Summary of "Google Sheets SPLIT Function Tutorial - Text to Columns Using a Delimiter, INDEX, COUNTA, IMPORTRSS"
Overview
This is a hands-on Google Sheets tutorial focused on the SPLIT function and practical ways to combine it with other functions (INDEX, COUNTA) to extract parts of text — similar to Excel’s Text to Columns. The instructor uses a live example: importing article titles from the New York Times US > Education RSS feed into Google Sheets with IMPORTFEED, then parsing those titles.
Key takeaways
- SPLIT returns an array of substrings, so it can be used as the reference argument inside other functions.
- You can split by single or multiple delimiter characters.
- The third SPLIT argument (split_by_each) controls whether each character in the delimiter string is treated separately (TRUE) or the entire delimiter string is treated as one sequence (FALSE).
- SPLIT is case-sensitive when delimiters are letters.
- Wrapping SPLIT with INDEX lets you pick a specific word (first, second, etc.).
- Use COUNTA(SPLIT(…)) to count how many pieces a SPLIT produced; use that count inside INDEX to get the last word. To get the second-to-last, subtract 1 from the COUNTA result.
- Because these functions return arrays, you can drag the formula down and apply it to many rows easily.
Step-by-step instructions
1. Import RSS titles into Google Sheets
- Find the RSS feed URL (example: New York Times > Sections > US > Education).
-
Use IMPORTFEED. Example syntax from the video:
=IMPORTFEED("RSS_feed_URL", "items title", TRUE)- First argument: the RSS URL as a string.
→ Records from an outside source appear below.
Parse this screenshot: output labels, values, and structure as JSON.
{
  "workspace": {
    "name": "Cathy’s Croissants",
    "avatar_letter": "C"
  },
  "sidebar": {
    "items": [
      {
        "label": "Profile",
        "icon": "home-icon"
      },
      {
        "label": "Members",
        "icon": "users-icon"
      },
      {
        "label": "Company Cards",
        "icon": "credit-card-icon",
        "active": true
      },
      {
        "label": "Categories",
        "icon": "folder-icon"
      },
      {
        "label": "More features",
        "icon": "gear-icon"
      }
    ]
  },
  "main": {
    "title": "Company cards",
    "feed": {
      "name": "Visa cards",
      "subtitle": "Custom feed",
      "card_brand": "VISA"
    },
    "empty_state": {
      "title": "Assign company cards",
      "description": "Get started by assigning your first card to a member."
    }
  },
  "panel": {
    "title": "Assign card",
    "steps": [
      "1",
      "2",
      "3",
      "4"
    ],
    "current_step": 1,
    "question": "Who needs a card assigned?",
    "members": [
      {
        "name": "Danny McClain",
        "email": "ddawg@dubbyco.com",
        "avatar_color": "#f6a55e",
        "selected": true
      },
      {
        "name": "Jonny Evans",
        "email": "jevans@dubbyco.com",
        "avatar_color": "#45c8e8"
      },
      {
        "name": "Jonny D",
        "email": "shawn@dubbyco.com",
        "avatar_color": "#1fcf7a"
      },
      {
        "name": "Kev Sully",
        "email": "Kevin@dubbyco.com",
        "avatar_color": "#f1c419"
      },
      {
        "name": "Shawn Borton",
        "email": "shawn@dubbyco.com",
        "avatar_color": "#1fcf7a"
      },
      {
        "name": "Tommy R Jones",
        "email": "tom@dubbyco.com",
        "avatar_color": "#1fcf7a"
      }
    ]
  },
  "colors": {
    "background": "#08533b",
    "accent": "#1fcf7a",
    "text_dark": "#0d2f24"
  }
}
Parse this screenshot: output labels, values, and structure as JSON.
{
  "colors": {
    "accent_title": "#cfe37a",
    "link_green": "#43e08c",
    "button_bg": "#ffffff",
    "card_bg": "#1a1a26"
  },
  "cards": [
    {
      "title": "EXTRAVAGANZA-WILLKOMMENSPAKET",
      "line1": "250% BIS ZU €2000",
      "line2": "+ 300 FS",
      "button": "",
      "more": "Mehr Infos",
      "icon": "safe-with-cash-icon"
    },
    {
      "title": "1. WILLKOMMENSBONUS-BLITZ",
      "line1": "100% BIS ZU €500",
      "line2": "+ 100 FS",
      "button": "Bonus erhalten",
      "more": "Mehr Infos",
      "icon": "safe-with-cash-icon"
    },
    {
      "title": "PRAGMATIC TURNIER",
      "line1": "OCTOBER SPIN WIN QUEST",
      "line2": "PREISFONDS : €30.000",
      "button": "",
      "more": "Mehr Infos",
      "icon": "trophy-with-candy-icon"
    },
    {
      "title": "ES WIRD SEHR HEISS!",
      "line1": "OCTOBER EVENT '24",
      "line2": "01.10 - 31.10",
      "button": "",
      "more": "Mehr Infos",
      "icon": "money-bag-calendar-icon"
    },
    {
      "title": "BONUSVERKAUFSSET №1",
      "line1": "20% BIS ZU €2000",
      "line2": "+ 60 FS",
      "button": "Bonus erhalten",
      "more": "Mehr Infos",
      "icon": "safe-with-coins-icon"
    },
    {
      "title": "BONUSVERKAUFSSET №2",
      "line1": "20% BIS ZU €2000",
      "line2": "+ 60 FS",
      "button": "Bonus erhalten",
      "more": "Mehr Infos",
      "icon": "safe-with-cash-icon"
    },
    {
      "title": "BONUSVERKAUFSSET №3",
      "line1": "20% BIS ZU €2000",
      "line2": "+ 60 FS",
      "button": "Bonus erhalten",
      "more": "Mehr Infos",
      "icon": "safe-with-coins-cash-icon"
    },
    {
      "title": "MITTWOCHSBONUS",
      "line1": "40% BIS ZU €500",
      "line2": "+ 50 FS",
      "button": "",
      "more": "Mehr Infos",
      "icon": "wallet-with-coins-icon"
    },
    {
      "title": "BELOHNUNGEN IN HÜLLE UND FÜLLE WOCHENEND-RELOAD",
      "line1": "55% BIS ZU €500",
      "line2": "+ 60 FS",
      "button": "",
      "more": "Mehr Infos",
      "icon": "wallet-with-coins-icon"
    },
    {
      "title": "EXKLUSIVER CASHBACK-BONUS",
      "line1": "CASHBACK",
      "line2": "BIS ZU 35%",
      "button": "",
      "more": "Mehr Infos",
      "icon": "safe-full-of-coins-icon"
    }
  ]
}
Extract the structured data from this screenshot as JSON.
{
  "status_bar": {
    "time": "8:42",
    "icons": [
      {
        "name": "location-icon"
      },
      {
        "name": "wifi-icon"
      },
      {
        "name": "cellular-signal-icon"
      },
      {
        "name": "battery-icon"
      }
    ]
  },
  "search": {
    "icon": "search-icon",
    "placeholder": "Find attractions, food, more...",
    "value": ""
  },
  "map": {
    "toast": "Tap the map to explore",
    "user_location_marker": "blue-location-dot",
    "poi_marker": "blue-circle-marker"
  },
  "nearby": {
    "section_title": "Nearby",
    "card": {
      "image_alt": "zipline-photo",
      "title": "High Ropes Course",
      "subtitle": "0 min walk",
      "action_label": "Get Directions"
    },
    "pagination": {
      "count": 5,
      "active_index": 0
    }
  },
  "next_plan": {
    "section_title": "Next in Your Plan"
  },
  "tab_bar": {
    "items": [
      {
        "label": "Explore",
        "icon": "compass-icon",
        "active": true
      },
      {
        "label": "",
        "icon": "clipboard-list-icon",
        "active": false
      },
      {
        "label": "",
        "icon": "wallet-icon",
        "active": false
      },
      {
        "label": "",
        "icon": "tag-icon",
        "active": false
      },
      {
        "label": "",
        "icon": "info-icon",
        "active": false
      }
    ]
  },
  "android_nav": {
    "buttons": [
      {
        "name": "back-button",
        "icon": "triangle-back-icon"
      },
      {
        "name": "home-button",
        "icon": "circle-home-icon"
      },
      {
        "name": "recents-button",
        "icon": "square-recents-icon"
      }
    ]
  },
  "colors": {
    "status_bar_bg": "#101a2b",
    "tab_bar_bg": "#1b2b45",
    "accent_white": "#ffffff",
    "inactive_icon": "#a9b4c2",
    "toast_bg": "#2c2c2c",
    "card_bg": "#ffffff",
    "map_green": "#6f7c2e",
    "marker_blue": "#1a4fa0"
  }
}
- Second argument: the path/element to extract from the feed (e.g.,
"items title"). - Third argument: headers boolean (
TRUEto include a header/column label). - Optional fourth argument: number of items to import (omitted in the demo).
2. Split a title into words (basic use)
-
Use SPLIT to break a cell by a delimiter. Example:
=SPLIT(A2, " ")- First argument: text or reference (A2).
- Second argument: delimiter (here a single space
" "). - Result: returns an array of words into adjacent cells.
3. Split by multiple characters
-
Put multiple characters inside the delimiter quotes. Example:
=SPLIT(A2, " o")This treats space and lowercase"o"as delimiters (whensplit_by_each = TRUE). -
Third argument (
split_by_each):TRUE(default): treat each character inside the delimiter string individually (split by any of them).FALSE: treat the entire delimiter string as one sequence to match.
- Note: SPLIT is case-sensitive — uppercase letters are not matched by lowercase delimiters.
4. Use INDEX to return a specific element from the SPLIT array
-
INDEX recap:
=INDEX(reference, row_index, [column_index])Whenreferenceis an array of words from SPLIT,row_indexselects which word (1 = first). -
Examples:
-
First word:
=INDEX(SPLIT(A2, " "), 1) -
Second word:
=INDEX(SPLIT(A2, " "), 2)
-
5. Get the last (or second-to-last) word using COUNTA and INDEX
-
COUNTA counts non-empty items. Example:
=COUNTA(SPLIT(A2, " ")) -
Use COUNTA inside INDEX to pick the last element:
=INDEX(SPLIT(A2, " "), COUNTA(SPLIT(A2, " "))) -
For the second-to-last word:
=INDEX(SPLIT(A2, " "), COUNTA(SPLIT(A2, " ")) - 1)
Practical tips and behavior
- Because SPLIT returns an array, you can paste it inside other functions as the reference argument.
- Drag or double-click the fill handle to apply formulas to multiple rows/titles.
- Difference between COUNT and COUNTA:
COUNTcounts numeric values only.COUNTAcounts non-empty cells (works for text parts produced by SPLIT).
- IMPORTXML is mentioned as a more powerful alternative for parsing XML/HTML if needed, but IMPORTFEED is simpler for RSS.
Functions and concepts demonstrated
- IMPORTFEED (used to import RSS feed items)
- SPLIT (main focus)
- INDEX (to pick a specific element from the array returned by SPLIT)
- COUNTA (to count array elements and find the last index)
- COUNT (mentioned briefly to contrast with COUNTA)
- IMPORTXML (mentioned as an alternative)
- Array-return behavior of functions in Google Sheets
- Text-to-Columns equivalence (SPLIT = programmatic Text to Columns)
Speakers and sources
- Presenter: unnamed tutorial instructor (the person narrating and demonstrating).
- Source data: The New York Times — specifically the US > Education RSS feed (used as the example input).
- Tools referenced: Google Sheets functions (IMPORTFEED, SPLIT, INDEX, COUNTA, COUNT, IMPORTXML).